Tuesday, January 10, 2006

If I teach you poorly, how well are you going to teach?

The first session Makigirl and I went to was the yearly session on how to improve introductory astronomy.

Well, first we had to register. I didn't much enjoy that. Standing in line with a bunch of astronomers makes me very nervous. My tolerance for eccentricity is low, particularly when I'm with astronomers. I guess that I've always been worried that I'm one of them. I am, unfortunately, even if I don't wear t-shirts with astronomical cartoons on it. I also wasn't looking forward to running into people I used to know, and I was very glad that I didn't.

Never the less, I survived and went to the session. It's supposed to be a yearly continuing dialog where all of those people who are interested in improving the way that non-scientists learn about science (through the astronomy intro class) are able to get together and share ideas. That's why the session is on Sunday afternoon before the majority of the attendee's get there. That's why about 50 people show up to a session of about 3100 registered participants. That's why astronomy education never changes. But still, I've been to several good sessions in the past. Typically they focus on one topic out of the myrriad in astronomy education. One year focused on pre-service teachers in intro astronomy. One year was on technology. One year was on active learning techniques.

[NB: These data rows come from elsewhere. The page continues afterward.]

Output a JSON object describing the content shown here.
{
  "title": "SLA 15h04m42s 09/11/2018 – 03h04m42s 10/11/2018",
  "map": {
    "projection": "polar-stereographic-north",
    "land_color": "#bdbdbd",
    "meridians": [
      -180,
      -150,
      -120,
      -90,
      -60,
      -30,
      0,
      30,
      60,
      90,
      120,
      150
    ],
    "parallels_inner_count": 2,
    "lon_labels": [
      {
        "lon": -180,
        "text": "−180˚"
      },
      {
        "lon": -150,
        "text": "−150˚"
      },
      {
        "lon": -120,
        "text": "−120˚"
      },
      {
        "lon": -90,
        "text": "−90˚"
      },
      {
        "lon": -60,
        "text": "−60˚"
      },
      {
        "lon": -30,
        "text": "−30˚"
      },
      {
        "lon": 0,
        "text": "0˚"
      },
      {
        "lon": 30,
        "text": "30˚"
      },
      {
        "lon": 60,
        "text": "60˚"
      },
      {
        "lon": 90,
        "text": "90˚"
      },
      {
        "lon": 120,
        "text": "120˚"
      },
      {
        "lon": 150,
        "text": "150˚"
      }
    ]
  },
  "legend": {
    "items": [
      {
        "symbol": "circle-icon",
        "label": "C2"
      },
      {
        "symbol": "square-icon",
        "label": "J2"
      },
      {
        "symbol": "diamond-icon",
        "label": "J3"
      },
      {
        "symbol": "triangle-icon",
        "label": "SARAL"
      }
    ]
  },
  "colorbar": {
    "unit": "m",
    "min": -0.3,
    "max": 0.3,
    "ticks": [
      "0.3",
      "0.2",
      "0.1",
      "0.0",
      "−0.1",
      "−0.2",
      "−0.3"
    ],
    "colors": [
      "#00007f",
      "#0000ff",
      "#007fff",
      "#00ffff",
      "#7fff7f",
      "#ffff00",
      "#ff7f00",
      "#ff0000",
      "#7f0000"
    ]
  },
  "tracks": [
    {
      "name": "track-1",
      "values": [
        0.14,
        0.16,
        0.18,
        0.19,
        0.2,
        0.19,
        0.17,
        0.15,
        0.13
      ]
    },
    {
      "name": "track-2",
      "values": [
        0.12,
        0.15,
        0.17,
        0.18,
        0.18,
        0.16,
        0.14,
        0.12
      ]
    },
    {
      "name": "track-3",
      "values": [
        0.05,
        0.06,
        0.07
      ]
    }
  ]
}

This year was on, well, it was on what one guy who got suckered into running the session was able to come up with in the 30 minutes after he found out he was running the session. Ostensibly, it was on how the teaching of "science" is done in an astronomy class (as opposed to astronomy concepts), and how we should respond to the intelligent design and creationist types.

We did alot of free form talking without much direction, but there were some interesting things I learned from the session.

-Even among people who are interested enough in the teaching of astronomy to come to this session, there is very little knowledge of the pseudo-science that exists out there. Most of the professors had a very limited understanding of creationist and ID claims, and even fewer felt comfortable responding to those claims. Largely this is a function of subject matter. Most ID/creationist claims happen in the biological world, and revolve around genetics and bio-chemistry. We aren't taught a whole lot of that in grad school. Still, most ID claims aren't that well thought out, and a only a fairly basic understanding of biology is necessary (as well as a good grasp of google). It seems that a basic evo-bio session would be a good thing to do in future AAS meetings.

-Astro professors are very mushy when it comes to dealing with ID/creationist students. There weren't many PZ Myers or Dawkins in this session, at least. Is that based on belief of teaching method, or lack of exposure to a more strident style? Which is truely better in an educational setting?

-Creationist claims about astronomy are limited. No one really seems to no of any arguments. Is this because astronomy is too hard for the IDers? I think I might spend some time catologing these in the near future.

-Many new astronomy professors need good professional development and mentoring as they begin teaching, and they aren't getting it.

-Makigirl teaches a hell of a class, compared to what goes on in other places. Every time someone got up to say what cool thing they were doing in their class, Makigirl was already doing it. She's the bomb.

Time to go back to the meeting now.


At 10:48 PM, Blogger maki-girl said...

Don't sell yourself short hoagie boy--my class is good because you helped me make it good. But seriously, it is sad if, after teaching astronomy once or twice, my class stacks up well with (or exceeds) "master astronomy" classes.

By the way, I love visiting you and Mrs. H. Thanks for coming to the geek, oops, astronomy conference with me.